Verdrag van Valletta (Malta)
Het Verdrag van La Valletta/Malta is in 1992 mede door Nederland ondertekend. Door het Nederlandse Parlement is dit verdrag op 21 maart 1998 goedgekeurd, en in 2007 geïmplementeerd door middel van een aanpassing van de Monumentenwet 1988 (Wet op de archeologische monumentenzorg). Uitgangspunten van het verdrag betreffen het streven naar het in de bodem behouden van archeologische waarden, het in een vroeg stadium van de ruimtelijke ordening rekening houden met archeologie, en het principe dat de bodemverstoorder kosten van archeologisch vooronderzoek en indien nodig ook van opgravingen moet betalen. Het verdrag omvat tevens een aantal algemene bepalingen over de opsporing en bescherming van het archeologisch erfgoed, het zorgen voor behoud en conservering, het toezicht op opgravingen, het gebruik van metaaldetectors, het tegengaan van illegale handel in en verspreiding van archeologische voorwerpen en het toegankelijk maken van archeologische informatie.

Vereniging voor Ondernemers in Archeologie (VOiA)
Brancheorganisatie met eigen gedragscode die zich inzet voor verantwoord archeologisch ondernemerschap.
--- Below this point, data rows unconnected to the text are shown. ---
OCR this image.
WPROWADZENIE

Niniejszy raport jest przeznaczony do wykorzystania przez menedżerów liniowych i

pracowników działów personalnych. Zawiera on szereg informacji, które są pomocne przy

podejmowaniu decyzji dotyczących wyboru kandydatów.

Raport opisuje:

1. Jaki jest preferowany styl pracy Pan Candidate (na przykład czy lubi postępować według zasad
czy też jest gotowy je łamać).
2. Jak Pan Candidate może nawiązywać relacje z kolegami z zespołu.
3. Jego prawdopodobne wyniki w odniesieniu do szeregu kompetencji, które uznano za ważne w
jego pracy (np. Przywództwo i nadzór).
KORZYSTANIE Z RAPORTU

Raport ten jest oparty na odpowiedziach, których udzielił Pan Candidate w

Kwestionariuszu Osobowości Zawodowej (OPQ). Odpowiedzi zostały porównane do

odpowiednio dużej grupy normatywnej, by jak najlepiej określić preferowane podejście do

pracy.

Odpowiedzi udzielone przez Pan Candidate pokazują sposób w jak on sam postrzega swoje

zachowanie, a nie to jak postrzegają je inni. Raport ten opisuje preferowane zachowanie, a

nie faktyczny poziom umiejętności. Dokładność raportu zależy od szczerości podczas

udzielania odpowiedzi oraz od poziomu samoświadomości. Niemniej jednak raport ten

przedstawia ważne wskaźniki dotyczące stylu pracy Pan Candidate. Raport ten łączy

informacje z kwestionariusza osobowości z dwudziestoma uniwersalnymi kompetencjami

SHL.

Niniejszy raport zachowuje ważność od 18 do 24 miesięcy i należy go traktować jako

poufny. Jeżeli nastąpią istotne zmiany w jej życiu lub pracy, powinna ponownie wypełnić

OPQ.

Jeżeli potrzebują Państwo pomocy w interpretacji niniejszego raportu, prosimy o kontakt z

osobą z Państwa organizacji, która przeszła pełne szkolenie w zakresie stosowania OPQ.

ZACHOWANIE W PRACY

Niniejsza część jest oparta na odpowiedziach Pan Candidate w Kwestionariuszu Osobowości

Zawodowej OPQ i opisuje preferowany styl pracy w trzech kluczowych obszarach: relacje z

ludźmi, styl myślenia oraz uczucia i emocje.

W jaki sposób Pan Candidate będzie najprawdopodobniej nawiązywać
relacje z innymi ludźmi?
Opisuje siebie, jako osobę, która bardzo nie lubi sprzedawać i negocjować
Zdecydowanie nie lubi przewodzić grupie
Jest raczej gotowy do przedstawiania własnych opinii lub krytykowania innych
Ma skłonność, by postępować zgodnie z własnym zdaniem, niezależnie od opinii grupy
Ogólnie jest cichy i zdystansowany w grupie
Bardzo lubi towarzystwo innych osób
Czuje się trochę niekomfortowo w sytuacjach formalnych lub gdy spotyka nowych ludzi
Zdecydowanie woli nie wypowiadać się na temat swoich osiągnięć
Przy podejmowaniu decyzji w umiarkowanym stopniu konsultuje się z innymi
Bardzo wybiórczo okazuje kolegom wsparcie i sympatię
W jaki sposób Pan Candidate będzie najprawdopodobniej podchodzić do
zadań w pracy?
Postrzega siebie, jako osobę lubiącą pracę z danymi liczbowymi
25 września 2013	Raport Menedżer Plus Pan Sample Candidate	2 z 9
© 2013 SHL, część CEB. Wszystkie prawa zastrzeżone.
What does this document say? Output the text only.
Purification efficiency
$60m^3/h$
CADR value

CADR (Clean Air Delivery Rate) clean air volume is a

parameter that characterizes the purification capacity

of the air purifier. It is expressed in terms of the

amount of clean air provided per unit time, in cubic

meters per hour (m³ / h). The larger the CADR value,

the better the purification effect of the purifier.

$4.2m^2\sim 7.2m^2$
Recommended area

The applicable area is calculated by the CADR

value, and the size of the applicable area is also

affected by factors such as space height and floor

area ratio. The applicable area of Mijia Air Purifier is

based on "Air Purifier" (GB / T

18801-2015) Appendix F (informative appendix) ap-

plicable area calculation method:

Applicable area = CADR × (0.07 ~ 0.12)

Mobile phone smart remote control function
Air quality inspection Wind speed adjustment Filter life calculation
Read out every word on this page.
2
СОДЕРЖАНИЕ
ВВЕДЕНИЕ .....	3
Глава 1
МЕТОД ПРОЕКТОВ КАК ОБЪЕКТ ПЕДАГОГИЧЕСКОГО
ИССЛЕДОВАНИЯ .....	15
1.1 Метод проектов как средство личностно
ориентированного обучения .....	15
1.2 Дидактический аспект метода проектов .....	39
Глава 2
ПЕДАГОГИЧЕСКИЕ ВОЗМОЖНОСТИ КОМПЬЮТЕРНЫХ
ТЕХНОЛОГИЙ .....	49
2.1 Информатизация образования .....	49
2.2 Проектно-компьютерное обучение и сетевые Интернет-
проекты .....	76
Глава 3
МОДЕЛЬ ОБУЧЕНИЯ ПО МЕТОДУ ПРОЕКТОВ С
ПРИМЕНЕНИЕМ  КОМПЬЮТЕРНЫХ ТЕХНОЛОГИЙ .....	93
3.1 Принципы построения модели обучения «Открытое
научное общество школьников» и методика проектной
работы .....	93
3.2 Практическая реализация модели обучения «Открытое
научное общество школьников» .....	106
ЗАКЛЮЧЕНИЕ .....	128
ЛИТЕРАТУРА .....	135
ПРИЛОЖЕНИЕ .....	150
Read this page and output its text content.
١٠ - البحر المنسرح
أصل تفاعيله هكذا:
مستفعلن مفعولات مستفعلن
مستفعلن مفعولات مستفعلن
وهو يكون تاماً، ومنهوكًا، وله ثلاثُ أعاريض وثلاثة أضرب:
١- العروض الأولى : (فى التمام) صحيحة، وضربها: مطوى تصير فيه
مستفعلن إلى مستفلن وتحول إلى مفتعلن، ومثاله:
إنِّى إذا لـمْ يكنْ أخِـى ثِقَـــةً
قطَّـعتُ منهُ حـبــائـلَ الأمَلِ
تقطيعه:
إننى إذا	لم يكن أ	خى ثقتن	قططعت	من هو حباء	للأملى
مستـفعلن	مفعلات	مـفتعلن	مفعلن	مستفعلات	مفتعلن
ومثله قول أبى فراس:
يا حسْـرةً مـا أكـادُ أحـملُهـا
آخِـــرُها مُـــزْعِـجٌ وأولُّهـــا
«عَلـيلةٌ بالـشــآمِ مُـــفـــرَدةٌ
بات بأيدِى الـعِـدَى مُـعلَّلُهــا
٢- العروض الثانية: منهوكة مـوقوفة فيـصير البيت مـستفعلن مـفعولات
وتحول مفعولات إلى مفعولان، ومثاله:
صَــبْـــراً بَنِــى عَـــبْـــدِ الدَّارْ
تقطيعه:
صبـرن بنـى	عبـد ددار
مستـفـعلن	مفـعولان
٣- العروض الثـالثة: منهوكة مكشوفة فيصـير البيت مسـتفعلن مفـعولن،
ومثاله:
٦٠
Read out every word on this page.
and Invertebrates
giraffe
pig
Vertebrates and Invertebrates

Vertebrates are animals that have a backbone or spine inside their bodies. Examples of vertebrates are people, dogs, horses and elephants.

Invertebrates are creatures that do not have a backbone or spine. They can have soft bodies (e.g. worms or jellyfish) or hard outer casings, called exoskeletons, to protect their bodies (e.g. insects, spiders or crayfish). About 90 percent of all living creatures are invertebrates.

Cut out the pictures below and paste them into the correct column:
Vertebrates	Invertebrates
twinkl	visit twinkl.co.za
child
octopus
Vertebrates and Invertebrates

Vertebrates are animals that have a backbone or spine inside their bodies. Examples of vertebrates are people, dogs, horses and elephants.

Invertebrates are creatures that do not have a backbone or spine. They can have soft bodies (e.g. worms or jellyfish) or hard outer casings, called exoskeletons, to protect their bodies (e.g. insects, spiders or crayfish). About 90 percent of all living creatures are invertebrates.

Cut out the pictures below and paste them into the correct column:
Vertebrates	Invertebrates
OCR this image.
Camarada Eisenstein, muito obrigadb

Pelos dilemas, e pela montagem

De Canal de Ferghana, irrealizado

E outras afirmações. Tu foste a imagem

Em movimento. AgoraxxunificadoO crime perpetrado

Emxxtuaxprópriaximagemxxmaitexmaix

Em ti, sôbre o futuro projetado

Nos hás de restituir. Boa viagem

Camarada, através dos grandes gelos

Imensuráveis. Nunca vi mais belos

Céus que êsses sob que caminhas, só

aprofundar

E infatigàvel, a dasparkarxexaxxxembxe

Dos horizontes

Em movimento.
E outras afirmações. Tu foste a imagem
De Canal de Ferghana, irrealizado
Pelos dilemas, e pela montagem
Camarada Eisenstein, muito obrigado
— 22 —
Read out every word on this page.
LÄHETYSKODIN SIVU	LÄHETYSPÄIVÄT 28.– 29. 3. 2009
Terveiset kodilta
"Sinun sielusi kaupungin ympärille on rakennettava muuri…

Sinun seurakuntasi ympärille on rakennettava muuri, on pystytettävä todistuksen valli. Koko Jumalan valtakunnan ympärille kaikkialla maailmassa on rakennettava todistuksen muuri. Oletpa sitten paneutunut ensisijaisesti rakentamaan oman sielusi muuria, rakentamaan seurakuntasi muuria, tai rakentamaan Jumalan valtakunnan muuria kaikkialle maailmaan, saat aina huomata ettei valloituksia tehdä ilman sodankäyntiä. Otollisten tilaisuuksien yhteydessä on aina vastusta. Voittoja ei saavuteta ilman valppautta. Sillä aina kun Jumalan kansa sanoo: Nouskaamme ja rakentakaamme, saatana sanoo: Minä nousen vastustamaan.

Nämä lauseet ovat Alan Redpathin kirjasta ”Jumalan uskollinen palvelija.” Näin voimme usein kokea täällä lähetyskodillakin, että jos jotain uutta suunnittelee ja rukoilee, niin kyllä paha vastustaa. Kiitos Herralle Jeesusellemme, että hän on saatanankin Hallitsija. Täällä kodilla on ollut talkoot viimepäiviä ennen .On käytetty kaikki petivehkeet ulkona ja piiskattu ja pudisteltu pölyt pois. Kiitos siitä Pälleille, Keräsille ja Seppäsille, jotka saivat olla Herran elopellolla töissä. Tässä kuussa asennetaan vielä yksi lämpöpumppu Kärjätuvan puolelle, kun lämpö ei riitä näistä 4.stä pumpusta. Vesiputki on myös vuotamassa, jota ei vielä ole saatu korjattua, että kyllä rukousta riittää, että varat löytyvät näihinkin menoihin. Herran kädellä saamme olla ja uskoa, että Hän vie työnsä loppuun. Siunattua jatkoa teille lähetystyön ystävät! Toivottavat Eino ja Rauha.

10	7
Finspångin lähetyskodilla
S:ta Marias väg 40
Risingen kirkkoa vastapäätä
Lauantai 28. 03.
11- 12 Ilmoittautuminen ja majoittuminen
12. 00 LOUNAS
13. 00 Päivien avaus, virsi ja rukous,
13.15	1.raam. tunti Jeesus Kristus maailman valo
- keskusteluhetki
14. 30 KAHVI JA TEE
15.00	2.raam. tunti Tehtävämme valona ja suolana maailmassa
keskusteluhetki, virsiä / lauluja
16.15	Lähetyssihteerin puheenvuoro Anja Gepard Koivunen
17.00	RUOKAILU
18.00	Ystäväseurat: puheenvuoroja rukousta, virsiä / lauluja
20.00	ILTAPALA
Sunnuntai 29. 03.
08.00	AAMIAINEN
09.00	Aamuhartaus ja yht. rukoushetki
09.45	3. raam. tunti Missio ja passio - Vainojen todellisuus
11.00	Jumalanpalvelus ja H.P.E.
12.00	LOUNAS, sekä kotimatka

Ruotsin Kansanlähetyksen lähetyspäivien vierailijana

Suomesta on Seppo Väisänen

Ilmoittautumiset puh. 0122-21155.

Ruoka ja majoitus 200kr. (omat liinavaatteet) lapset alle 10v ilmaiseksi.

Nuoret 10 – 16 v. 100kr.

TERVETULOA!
De vereniging behartigt de belangen van de archeologische bedrijven in de archeologische markt.

Wet op de archeologische monumentenzorg 2007 (Wamz)
Formeel een herziening van de Monumentenwet 1988 en enkele andere wetten (o.a. Ontgrondingenwet, Wet milieubeheer en de Woningwet). De Wamz vormt het belangrijkste wettelijk kader voor de Nederlandse archeologische monumentenzorg.